SP (Vizianagaram) Deepika Patil says Srivas committed the crimes without leaving a trace. “All that we had was the face of a masked man captured on a CCTV camera,” she says.

The Bilaspur SP says Srivas spent a lot of time on YouTube and Google to understand the layout of the target locations. “Having broken different kinds of lockers at jewellery shops, Srivas was, of late, taking tutorials on how to unlock them with specialised tools,” he says.

Family’s disbelief

Anjani, Srivas’s second wife (his first died from pregnancy-related complications), doesn’t understand what drives her husband to keep committing big-ticket thefts. “He was earning ₹10,000 a month as a hairdresser. We also get some money by renting out a portion of the house. In the city where we live, this much is enough for us. I don’t know why he compulsively keeps committing crimes,” she says.

Six months after their wedding, he was arrested in a theft case in Kawardha and let off after 25 days, she says. “He promised me that he would never do it again, but when I got pregnant the next year, he committed another theft.”

“After that incident, even I would be called to the police station in connection with the investigations, and sometimes even tortured for the thefts he committed,” she adds.

Anjani says her pleas to her husband to give up crime for the sake of their newborn also fell on deaf ears. Kapil, too, cannot pinpoint a reason that pushed his son into the world of crime.

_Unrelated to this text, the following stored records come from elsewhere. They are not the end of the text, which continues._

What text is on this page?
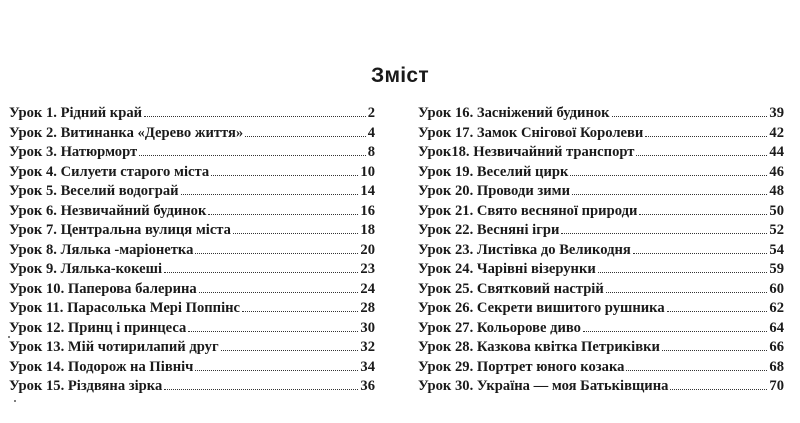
Зміст
Урок 1. Рідний край	2
Урок 2. Витинанка «Дерево життя»	4
Урок 3. Натюрморт	8
Урок 4. Силуети старого міста	10
Урок 5. Веселий водограй	14
Урок 6. Незвичайний будинок	16
Урок 7. Центральна вулиця міста	18
Урок 8. Лялька -маріонетка	20
Урок 9. Лялька-кокеші	23
Урок 10. Паперова балерина	24
Урок 11. Парасолька Мері Поппінс	28
Урок 12. Принц і принцеса	30
Урок 13. Мій чотирилапий друг	32
Урок 14. Подорож на Північ	34
Урок 15. Різдвяна зірка	36
Урок 16. Засніжений будинок	39
Урок 17. Замок Снігової Королеви	42
Урок18. Незвичайний транспорт	44
Урок 19. Веселий цирк	46
Урок 20. Проводи зими	48
Урок 21. Свято весняної природи	50
Урок 22. Весняні ігри	52
Урок 23. Листівка до Великодня	54
Урок 24. Чарівні візерунки	59
Урок 25. Святковий настрій	60
Урок 26. Секрети вишитого рушника	62
Урок 27. Кольорове диво	64
Урок 28. Казкова квітка Петриківки	66
Урок 29. Портрет юного козака	68
Урок 30. Україна — моя Батьківщина	70
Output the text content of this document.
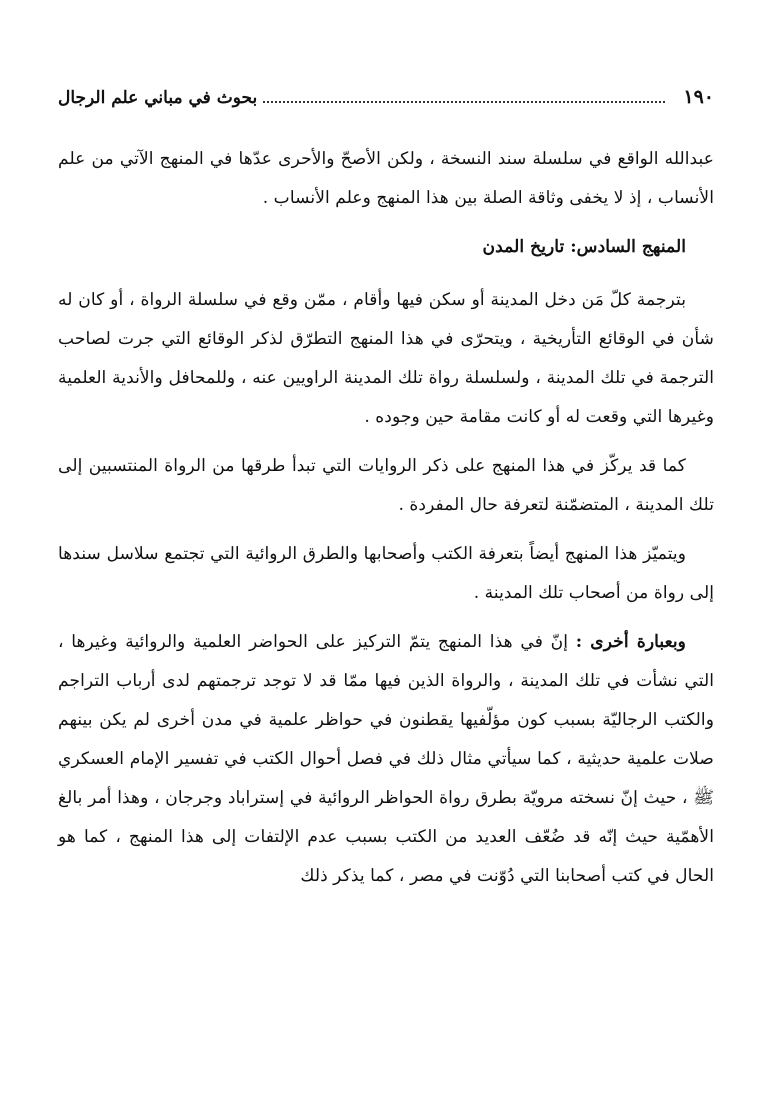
١٩٠
بحوث في مباني علم الرجال

عبدالله الواقع في سلسلة سند النسخة ، ولكن الأصحّ والأحرى عدّها في المنهج الآتي من علم الأنساب ، إذ لا يخفى وثاقة الصلة بين هذا المنهج وعلم الأنساب .

المنهج السادس: تاريخ المدن

بترجمة كلّ مَن دخل المدينة أو سكن فيها وأقام ، ممّن وقع في سلسلة الرواة ، أو كان له شأن في الوقائع التأريخية ، ويتحرّى في هذا المنهج التطرّق لذكر الوقائع التي جرت لصاحب الترجمة في تلك المدينة ، ولسلسلة رواة تلك المدينة الراويين عنه ، وللمحافل والأندية العلمية وغيرها التي وقعت له أو كانت مقامة حين وجوده .

كما قد يركّز في هذا المنهج على ذكر الروايات التي تبدأ طرقها من الرواة المنتسبين إلى تلك المدينة ، المتضمّنة لتعرفة حال المفردة .

ويتميّز هذا المنهج أيضاً بتعرفة الكتب وأصحابها والطرق الروائية التي تجتمع سلاسل سندها إلى رواة من أصحاب تلك المدينة .

وبعبارة أخرى : إنّ في هذا المنهج يتمّ التركيز على الحواضر العلمية والروائية وغيرها ، التي نشأت في تلك المدينة ، والرواة الذين فيها ممّا قد لا توجد ترجمتهم لدى أرباب التراجم والكتب الرجاليّة بسبب كون مؤلّفيها يقطنون في حواظر علمية في مدن أخرى لم يكن بينهم صلات علمية حديثية ، كما سيأتي مثال ذلك في فصل أحوال الكتب في تفسير الإمام العسكري ﷺ ، حيث إنّ نسخته مرويّة بطرق رواة الحواظر الروائية في إستراباد وجرجان ، وهذا أمر بالغ الأهمّية حيث إنّه قد ضُعّف العديد من الكتب بسبب عدم الإلتفات إلى هذا المنهج ، كما هو الحال في كتب أصحابنا التي دُوّنت في مصر ، كما يذكر ذلك
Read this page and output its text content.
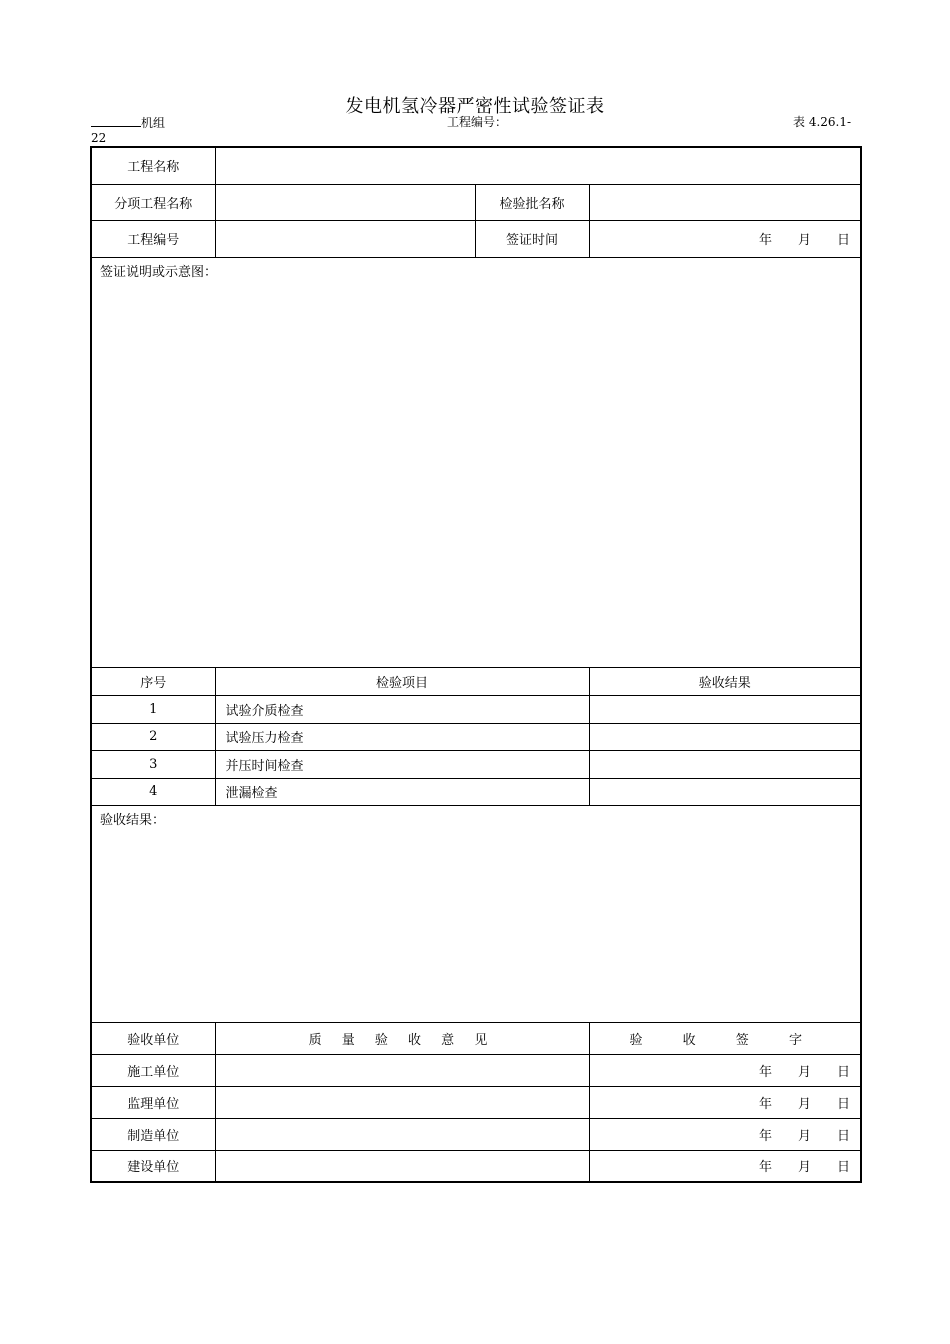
发电机氢冷器严密性试验签证表
机组	工程编号：	表 4.26.1-
22
工程名称			
分项工程名称		检验批名称	
工程编号		签证时间	年 月 日
签证说明或示意图：			
序号	检验项目		验收结果
1	试验介质检查		
2	试验压力检查		
3	并压时间检查		
4	泄漏检查		
验收结果：			
验收单位	质 量 验 收 意 见		验 收 签 字
施工单位			年 月 日
监理单位			年 月 日
制造单位			年 月 日
建设单位			年 月 日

A senior Chhattisgarh Police officer says they had even offered Srivas monetary help to set up a hairdressing shop to stop him from committing burglaries.

Easy bail

Despite committing crimes repeatedly, Srivas has continued to secure bail in almost all States quickly. “The Andhra Pradesh police tried their best to oppose his bail petition. We placed all our clues together. However, it is for the court to decide. Had he not been given bail, the situation would have been different, and he would have stopped after his first burglary,” says the Vizianagaram SP.

According to an officer in the Bilaspur police, after every burglary, Srivas would keep aside a portion of the loot to pay for his lawyers in order to ensure that he secured early release.

Anjani says in their most recent conversation after his arrest in the Bhogal heist case, her husband assured her that he would be back “in two years at the maximum”.